Chunked artifacts (splits) for large models; TTL and deferred cleaning.
13) Implementation checklist
1. Commit lockfiles and base images; Enable BuildKit.
2. Separate Docker layers: deps → code; add '.dockerignore'.
3. Raise remote cache (Gradle/Bazel/Nx/Turbo); start dependency proxy.
4. Configure the dependency cache in the CI by lockfile; include matrices and'paths-filter '.
5. Enter incremental builds and "affected only" in the monorepo.
6. Measure hit-rate, warm/cold time, cost; put up alerts.
7. Enable SBOM/signature, deny secrets in cache.
8. Warm up caches before peak releases; regulate TTL/retention.
9. Document cache disability and runbooks as "cache broken."
10. Regularly clean "eternal" caches and archive heavy artifacts.
14) Antipatterns
Uncompressed versions of tools → "cache is, but not repeated."

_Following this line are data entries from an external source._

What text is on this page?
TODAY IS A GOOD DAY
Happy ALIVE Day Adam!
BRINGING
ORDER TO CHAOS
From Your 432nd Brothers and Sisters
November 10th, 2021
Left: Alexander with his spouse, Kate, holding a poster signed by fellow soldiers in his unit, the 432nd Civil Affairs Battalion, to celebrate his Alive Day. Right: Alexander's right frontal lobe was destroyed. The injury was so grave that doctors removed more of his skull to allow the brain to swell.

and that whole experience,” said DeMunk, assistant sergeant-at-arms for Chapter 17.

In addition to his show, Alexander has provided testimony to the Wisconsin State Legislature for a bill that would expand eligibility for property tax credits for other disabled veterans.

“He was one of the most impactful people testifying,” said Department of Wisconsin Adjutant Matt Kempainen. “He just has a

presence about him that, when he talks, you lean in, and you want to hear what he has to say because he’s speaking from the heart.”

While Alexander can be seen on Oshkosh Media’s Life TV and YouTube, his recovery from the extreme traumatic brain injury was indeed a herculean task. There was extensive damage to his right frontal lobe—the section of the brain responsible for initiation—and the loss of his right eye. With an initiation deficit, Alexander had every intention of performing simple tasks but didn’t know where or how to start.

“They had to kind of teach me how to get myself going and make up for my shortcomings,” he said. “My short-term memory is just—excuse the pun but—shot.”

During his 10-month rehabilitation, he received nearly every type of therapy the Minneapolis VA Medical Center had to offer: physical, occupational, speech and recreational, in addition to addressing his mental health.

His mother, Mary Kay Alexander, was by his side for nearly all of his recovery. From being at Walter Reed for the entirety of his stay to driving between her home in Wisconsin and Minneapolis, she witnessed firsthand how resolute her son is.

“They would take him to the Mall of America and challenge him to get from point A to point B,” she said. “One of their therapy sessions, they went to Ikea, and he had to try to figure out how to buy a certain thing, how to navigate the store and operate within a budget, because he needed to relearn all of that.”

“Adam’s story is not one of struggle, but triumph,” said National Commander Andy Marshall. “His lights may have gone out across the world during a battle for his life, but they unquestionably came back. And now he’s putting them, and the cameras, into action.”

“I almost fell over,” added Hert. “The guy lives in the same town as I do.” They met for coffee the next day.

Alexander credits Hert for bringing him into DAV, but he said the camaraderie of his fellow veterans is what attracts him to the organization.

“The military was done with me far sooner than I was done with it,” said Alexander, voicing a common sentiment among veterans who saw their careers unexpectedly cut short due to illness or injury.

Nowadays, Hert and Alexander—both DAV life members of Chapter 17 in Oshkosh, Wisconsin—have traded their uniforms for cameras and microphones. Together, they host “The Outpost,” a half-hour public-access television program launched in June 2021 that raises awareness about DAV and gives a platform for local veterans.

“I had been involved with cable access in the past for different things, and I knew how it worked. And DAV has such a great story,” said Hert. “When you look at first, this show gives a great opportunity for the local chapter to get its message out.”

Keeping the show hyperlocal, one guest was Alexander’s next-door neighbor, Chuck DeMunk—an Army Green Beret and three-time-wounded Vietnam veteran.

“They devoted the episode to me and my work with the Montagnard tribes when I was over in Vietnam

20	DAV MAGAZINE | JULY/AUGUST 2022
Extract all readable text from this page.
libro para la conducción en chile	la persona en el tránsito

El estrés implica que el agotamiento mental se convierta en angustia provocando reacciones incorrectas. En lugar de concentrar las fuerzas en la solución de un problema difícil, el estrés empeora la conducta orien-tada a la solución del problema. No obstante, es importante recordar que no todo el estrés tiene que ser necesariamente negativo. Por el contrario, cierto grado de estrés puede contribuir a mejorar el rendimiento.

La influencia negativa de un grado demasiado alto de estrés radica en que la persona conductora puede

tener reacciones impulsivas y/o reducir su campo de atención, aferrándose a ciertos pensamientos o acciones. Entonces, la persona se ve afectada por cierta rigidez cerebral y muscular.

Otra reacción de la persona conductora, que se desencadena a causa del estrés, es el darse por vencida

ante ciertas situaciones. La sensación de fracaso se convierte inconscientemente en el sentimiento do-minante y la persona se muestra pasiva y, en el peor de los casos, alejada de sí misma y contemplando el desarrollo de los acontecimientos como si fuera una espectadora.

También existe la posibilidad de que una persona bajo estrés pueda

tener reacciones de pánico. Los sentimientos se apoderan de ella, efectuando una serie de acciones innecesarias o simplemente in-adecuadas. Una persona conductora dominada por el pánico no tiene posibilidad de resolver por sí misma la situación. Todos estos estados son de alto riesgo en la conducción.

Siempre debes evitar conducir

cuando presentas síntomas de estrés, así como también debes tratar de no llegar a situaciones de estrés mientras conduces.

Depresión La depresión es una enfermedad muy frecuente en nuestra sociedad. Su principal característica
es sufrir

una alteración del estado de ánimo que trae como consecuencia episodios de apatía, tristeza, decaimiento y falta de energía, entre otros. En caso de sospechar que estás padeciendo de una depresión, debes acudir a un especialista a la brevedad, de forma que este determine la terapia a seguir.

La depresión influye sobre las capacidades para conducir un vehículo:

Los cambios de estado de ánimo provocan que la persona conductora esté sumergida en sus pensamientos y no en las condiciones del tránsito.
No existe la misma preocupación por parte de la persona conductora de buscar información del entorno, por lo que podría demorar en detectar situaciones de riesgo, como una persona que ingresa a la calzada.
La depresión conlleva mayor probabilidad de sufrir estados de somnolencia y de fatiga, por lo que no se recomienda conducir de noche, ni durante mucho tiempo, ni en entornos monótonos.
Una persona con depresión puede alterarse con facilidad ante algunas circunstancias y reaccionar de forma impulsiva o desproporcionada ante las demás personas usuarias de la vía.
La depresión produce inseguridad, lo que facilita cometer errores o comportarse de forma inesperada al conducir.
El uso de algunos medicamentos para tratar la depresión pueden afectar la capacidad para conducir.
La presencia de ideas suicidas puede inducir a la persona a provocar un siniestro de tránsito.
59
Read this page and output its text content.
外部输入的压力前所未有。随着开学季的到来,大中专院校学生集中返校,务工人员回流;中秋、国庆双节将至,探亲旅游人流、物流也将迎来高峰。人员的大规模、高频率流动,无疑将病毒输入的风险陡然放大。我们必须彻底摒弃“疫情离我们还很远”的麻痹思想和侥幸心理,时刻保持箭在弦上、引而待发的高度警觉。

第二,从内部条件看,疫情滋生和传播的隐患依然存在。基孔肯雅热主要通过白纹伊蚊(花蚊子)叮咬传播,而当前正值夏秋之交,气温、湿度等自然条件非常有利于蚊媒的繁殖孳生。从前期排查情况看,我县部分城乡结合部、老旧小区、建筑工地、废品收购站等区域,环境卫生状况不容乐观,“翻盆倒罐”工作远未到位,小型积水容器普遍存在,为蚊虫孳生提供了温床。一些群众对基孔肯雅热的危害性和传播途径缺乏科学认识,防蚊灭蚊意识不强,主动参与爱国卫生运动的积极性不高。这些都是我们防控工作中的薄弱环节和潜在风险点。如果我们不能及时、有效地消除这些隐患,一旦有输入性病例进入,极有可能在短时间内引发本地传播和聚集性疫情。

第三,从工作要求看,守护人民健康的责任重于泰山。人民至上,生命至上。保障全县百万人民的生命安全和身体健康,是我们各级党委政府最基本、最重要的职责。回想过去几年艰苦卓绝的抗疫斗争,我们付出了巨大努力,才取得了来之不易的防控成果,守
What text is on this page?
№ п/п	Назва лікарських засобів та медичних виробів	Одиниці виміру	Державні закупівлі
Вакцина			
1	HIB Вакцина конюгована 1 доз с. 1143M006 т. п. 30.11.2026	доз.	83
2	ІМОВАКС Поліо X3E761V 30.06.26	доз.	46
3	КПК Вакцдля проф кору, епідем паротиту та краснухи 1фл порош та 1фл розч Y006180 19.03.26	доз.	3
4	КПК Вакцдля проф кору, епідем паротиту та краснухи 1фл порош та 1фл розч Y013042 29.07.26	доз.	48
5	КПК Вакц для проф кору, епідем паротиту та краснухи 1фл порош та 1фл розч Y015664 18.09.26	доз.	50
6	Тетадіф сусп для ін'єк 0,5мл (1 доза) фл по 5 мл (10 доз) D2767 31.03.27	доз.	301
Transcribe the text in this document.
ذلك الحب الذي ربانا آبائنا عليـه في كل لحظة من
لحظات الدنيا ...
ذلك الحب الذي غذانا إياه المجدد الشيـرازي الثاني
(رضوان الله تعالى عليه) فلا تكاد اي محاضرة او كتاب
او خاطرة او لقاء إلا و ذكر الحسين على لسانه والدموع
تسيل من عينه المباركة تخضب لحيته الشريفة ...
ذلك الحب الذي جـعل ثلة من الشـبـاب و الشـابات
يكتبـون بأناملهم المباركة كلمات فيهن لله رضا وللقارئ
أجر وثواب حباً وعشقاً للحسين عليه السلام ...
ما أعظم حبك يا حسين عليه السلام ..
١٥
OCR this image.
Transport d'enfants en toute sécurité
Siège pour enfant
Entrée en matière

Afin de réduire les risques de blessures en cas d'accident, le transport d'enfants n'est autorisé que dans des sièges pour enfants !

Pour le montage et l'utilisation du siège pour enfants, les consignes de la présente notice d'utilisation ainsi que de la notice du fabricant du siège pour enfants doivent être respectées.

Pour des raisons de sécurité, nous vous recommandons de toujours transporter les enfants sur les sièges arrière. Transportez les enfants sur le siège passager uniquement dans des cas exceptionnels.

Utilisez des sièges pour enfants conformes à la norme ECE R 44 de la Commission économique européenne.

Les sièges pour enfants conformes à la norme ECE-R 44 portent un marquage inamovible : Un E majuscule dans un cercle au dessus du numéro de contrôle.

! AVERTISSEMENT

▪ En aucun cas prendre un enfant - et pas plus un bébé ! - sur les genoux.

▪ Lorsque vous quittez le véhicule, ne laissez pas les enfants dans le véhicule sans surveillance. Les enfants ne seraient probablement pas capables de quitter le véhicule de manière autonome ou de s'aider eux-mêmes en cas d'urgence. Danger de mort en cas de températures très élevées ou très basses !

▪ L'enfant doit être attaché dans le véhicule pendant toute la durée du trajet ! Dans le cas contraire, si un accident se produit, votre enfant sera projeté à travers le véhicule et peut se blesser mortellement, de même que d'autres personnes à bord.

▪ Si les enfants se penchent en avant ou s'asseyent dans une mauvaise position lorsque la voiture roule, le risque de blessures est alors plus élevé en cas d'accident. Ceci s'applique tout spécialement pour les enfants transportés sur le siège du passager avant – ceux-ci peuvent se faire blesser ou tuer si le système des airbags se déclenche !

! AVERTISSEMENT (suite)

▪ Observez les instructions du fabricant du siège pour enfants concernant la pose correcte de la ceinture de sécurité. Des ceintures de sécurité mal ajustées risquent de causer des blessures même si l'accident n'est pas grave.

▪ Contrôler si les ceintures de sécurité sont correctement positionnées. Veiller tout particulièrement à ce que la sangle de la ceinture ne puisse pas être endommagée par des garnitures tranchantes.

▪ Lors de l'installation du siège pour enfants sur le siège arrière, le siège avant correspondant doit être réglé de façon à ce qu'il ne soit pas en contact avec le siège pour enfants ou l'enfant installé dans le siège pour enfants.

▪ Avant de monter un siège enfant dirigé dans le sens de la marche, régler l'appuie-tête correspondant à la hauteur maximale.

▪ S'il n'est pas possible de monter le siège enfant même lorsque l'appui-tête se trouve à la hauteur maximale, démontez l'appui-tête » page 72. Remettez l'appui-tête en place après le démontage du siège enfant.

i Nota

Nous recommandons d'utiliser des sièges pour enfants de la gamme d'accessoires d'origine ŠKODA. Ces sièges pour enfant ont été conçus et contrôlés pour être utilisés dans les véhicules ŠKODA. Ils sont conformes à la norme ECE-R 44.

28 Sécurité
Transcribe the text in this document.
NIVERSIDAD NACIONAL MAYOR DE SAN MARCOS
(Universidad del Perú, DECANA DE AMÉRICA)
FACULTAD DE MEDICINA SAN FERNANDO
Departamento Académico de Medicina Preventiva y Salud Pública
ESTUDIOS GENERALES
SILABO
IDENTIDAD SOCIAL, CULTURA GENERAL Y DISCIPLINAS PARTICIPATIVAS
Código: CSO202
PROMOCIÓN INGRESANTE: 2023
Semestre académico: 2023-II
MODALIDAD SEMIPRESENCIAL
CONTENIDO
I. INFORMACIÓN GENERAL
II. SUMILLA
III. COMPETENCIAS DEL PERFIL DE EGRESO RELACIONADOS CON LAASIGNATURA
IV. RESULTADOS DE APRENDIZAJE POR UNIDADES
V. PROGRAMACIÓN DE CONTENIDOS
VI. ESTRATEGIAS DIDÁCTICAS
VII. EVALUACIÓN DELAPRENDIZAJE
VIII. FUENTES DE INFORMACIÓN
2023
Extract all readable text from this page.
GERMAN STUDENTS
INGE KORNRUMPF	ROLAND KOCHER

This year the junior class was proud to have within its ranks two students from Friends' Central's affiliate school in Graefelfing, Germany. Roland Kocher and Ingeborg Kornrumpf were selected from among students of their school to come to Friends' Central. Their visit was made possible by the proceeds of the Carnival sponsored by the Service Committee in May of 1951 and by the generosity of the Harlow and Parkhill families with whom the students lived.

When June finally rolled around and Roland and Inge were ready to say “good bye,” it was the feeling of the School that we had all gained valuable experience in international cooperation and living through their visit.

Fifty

Huge Dockerfile with frequently changing steps before installing deps.
Shared "perpetual" cache without keys/TTL → flakes and garbage.
Mixing artifacts and cache; no signature/SBOM.
Matrices "for all" at each PR; lack of 'concurrency. cancel`.
Single runner without warm cache and without dependency proxy.
Results
Assembly optimization is a systematic work with caches, incrementality and determinism. The correct Dockerfile structure, remote-cache for builds, dependency proxy and disability discipline give fast, cheap and reproducible pipelines. Add observability and safety rules - and your releases will be frequent, stable and economical.